Nacionalista-autoritário e conservador? É uma discussão que tem quase
cem anos, até porque, quando o Estado Novo chegou, o fascismo já existia
desde 1919 e estava no poder desde 1922.
Com
o fascismo-ideologia ou com o fascismo-movimento, o regime de Salazar
não tinha quase nada em comum, tirando, pela positiva, o nacionalismo e,
pela negativa, o antiparlamentarismo e anticomunismo. De resto, o
fascismo era um movimento nietzschiano, revolucionário, partidocrático,
que queria até construir “um homem novo”, o “homem fascista”, índole e
programa que estavam nos antípodas de Salazar e do salazarismo. Mas
Manuel de Lucena abriu aqui uma alínea subtil: certamente que o
salazarismo não teria quase nada que ver com o fascismo como ideologia,
como movimento; mas não se aproximaria Salazar do fascismo-regime? E
lembrava que Mussolini, ao pactuar e negociar com as direitas
conservadoras, com a monarquia, com o Exército, com a Indústria, com o
Vaticano, acabara por implantar um regime que se afastava do programa
fascista inicial – nacionalista revolucionário, socialista,
anticlerical, pró-Reforma Agrária (tudo parte projecto dos Fasci de
Combattimento). E é pelas cedências de Mussolini, pela aproximação
pragmática do Duce aos conservadores, aos católicos, aos militares que,
Salazar, o conservador, o católico, o chefe de um regime que resultara
de um pacto com o exército da Ditadura Militar, se aproximava do regime
fascista. Do regime e não do movimento.
Poderá
então concluir-se que, por negociar o poder cedendo na pureza
ideológica e na integridade do projecto, o regime fascista de Mussolini
nunca terá sido fascista? E que nunca terão sido comunistas o comunismo
soviético de Estaline ou de Kruschev? Talvez. Mao tentaria não ceder na
pureza ideológica, causando grandes desastres, mas os seus sucessores
acabariam por fazer o capitalismo de direcção central para tirar a China
da menoridade das potências e o povo da miséria.
O
Estado Novo foi, ideologicamente, um regime nacional-autoritário,
inspirado pelo conservadorismo nacionalista e pelo catolicismo social.

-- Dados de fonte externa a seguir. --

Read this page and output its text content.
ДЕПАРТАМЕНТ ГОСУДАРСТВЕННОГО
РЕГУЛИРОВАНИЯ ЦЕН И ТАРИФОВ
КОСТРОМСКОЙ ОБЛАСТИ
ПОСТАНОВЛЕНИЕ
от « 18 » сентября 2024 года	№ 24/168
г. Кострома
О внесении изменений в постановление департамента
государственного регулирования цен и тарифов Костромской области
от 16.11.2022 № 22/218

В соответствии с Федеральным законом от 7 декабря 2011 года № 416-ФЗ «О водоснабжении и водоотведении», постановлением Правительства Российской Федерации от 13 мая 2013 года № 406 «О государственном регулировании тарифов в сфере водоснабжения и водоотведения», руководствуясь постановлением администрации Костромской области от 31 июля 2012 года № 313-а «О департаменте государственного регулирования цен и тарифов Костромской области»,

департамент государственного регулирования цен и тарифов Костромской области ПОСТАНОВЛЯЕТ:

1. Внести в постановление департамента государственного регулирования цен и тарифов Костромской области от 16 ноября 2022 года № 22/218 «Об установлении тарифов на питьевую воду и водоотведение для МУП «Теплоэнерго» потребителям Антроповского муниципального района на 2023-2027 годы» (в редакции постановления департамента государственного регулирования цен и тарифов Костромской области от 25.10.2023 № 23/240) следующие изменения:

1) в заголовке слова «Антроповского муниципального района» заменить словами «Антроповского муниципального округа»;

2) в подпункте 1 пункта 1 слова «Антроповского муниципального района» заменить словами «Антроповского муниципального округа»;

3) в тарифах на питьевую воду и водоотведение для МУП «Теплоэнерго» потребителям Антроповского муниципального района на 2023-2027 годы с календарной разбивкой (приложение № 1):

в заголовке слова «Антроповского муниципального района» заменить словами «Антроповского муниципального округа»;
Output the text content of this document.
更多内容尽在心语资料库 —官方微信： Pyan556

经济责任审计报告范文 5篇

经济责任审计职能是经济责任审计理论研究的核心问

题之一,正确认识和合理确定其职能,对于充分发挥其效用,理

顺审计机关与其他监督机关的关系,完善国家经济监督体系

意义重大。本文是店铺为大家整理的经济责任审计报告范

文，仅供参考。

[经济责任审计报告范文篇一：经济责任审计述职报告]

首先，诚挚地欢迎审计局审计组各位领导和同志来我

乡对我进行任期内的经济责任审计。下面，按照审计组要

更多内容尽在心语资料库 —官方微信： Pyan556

Salazar não era um compendiador de teorias nem um receptáculo de
influências doutrinárias: era um realista pragmático, que governava
muito em função de evitar o que, na experiência de um século de
liberalismo partidário, achava serem os vícios do sistema e das
instituições. Daí a importância dos antis – anti-partidarismo,
anti-comunismo, desconfiança das grandes ideologias humanitárias e
internacionalistas.
E
depois, uma construção pela solução de problemas: finanças em primeiro
lugar, obras públicas, combate ao analfabetismo, arranque industrial nos
anos 50 e persistência de um ruralismo encorajado e valorizado, não
pelo “provincianismo” de que o acusam os provincianos, mas por ver no
campo a reserva estratégica dos sentimentos conservadores e patrióticos
do povo.
Gallagher
estudou Salazar sem apologias nostálgicas, valorizando o seu percurso e
as suas escolhas mas sem ver nele, como muitos conservadores europeus, o
convencional “Sábio do Ocidente”. E percorre os anos do regime,
relatando com serenidade e objectividade as grandes etapas: a
restauração das Finanças, a condução da diplomacia na década dos
conflitos – guerra de Espanha e Segunda Guerra Mundial –, a adaptação ao
mundo da Guerra Fria, o arranque desenvolvimentista, a defesa do
Império no mundo pós-imperial dos impérios invisíveis.
É
uma biografia séria, escrupulosa, bem escrita, sem apologias mas também
sem rancores, feita com uma objectividade de entomologista que se
aproxima de uma cultura, de um povo e de uma figura estranhos e
singulares. E hoje mais singular ainda, pelo contraste dos seus valores,
princípios e estilo com os dos que vieram a suceder-lhe.
A tradução, impecável como sempre, é do Miguel Freitas da Costa.